Transitional Probabilities

Note

wordseg.algo.tp in python, wordseg-tp in bash.

Transitional Probabilities word segmentation

wordseg.algos.tp.segment(text, train_text=None, threshold='relative', dependency='ftp', log=<RootLogger root (WARNING)>)[source]

Returns a word segmented version of text using the TP algorithm

The parameters text and train_text must be formatted as follows: A

sequence of lines with syllable (or phoneme) boundaries marked by spaces and no word boundaries. Each line in the sequence corresponds to a single and complete utterance

Parameters
  • text (sequence) – The text to segment into words

  • train_text (sequence, optional) – The text used to train model on (estimation of transition probabilities). If not specified use the text.

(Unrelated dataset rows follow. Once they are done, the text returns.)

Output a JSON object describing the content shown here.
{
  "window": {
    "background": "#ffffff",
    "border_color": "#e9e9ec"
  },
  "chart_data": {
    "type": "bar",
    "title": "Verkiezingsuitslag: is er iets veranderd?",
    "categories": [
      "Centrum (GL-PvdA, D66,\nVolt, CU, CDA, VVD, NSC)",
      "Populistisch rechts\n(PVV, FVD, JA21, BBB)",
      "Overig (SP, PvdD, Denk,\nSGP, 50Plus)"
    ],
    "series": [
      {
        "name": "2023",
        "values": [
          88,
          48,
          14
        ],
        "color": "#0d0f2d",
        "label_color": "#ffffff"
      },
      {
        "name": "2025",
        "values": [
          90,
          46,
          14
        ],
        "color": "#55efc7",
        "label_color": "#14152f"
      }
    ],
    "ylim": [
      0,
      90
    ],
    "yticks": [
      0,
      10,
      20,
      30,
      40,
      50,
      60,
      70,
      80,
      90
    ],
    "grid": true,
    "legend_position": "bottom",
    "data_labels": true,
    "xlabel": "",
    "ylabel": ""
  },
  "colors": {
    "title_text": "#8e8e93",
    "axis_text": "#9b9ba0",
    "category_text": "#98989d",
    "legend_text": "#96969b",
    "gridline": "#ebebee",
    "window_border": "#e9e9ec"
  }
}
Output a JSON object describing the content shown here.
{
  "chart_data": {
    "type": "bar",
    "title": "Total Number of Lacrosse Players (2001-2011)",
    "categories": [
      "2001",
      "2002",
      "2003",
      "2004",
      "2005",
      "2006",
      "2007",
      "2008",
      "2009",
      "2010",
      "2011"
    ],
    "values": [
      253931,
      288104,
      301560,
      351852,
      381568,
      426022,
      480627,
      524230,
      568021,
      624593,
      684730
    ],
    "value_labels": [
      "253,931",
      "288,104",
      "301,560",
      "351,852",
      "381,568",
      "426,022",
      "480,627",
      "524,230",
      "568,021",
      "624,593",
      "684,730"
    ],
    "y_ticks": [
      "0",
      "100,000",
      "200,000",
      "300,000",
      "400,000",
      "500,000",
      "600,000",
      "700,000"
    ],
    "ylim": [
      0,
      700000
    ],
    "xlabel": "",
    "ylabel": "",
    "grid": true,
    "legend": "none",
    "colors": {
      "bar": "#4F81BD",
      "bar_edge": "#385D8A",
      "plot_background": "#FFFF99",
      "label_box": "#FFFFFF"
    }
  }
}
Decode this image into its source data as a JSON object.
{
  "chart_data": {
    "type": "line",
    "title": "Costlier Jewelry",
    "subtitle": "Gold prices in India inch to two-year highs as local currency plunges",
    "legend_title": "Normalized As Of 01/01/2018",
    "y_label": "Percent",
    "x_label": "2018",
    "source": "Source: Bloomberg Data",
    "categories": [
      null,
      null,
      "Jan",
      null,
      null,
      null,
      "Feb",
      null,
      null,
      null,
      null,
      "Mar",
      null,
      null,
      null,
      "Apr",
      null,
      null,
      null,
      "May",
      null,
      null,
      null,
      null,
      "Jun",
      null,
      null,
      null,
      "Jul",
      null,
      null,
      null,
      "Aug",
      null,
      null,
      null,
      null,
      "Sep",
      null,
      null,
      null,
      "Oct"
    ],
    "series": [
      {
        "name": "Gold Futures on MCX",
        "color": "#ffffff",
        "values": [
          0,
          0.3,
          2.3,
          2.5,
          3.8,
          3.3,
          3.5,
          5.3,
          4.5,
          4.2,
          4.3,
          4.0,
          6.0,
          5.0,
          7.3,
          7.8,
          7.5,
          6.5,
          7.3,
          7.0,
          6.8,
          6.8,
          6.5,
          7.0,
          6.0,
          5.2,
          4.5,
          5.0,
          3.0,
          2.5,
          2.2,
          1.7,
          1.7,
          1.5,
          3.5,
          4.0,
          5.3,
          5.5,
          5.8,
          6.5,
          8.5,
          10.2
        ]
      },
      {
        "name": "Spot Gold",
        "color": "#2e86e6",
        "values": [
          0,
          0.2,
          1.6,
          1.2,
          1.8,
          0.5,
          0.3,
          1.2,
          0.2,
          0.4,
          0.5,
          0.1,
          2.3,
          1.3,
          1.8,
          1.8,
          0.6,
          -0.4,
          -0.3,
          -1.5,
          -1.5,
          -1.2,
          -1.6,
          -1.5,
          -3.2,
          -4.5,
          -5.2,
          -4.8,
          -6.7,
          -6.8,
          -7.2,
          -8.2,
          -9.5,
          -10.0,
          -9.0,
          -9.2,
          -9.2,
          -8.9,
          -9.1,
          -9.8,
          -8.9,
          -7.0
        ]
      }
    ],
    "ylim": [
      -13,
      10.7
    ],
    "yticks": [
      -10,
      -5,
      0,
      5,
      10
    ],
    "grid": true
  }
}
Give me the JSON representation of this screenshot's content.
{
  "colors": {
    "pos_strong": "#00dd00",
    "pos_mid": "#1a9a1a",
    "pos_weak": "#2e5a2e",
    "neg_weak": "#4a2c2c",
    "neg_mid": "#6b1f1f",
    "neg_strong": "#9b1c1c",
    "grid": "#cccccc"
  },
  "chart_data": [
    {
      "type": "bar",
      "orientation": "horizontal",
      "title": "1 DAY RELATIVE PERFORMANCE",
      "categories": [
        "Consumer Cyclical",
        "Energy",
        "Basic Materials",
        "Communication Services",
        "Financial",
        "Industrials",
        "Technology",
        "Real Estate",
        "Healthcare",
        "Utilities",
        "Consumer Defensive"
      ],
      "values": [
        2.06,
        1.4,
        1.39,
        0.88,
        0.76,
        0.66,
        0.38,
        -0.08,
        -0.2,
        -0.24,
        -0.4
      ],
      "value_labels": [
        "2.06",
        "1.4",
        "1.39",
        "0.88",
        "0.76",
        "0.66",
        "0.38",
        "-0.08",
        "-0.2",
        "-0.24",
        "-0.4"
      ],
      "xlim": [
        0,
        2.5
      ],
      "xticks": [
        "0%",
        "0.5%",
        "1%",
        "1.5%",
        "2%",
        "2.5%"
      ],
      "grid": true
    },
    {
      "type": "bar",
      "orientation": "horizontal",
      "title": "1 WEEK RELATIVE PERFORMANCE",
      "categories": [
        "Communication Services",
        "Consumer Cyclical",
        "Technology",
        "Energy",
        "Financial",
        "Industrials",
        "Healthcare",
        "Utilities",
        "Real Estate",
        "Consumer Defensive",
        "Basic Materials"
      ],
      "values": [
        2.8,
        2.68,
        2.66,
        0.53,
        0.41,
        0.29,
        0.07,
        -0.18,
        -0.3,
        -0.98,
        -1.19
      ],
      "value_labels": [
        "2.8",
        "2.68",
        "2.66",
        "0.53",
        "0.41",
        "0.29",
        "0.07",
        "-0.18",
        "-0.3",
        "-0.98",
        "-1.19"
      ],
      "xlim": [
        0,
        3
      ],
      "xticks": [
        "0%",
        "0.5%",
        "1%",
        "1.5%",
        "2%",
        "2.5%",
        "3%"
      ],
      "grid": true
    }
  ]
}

  • threshold (str, optional) – Type of threshold to use, must be ‘relative’ or ‘absolute’.

  • dependency (str, optional) – Type of dependency measure to compute, must be ‘ftp’ for forward transitional probability, ‘btp’ for backward transitional probability or ‘mi’ for mutual information.

  • log (logging.Logger, optional) – The logging instance where to send messages.

Returns

The utterances from text with estimated words boundaries.

Return type

list

Raises

ValueError – If threshold is not ‘relative’ or ‘absolute’. If dependency is not ‘ftp’, ‘btp’ or ‘mi’.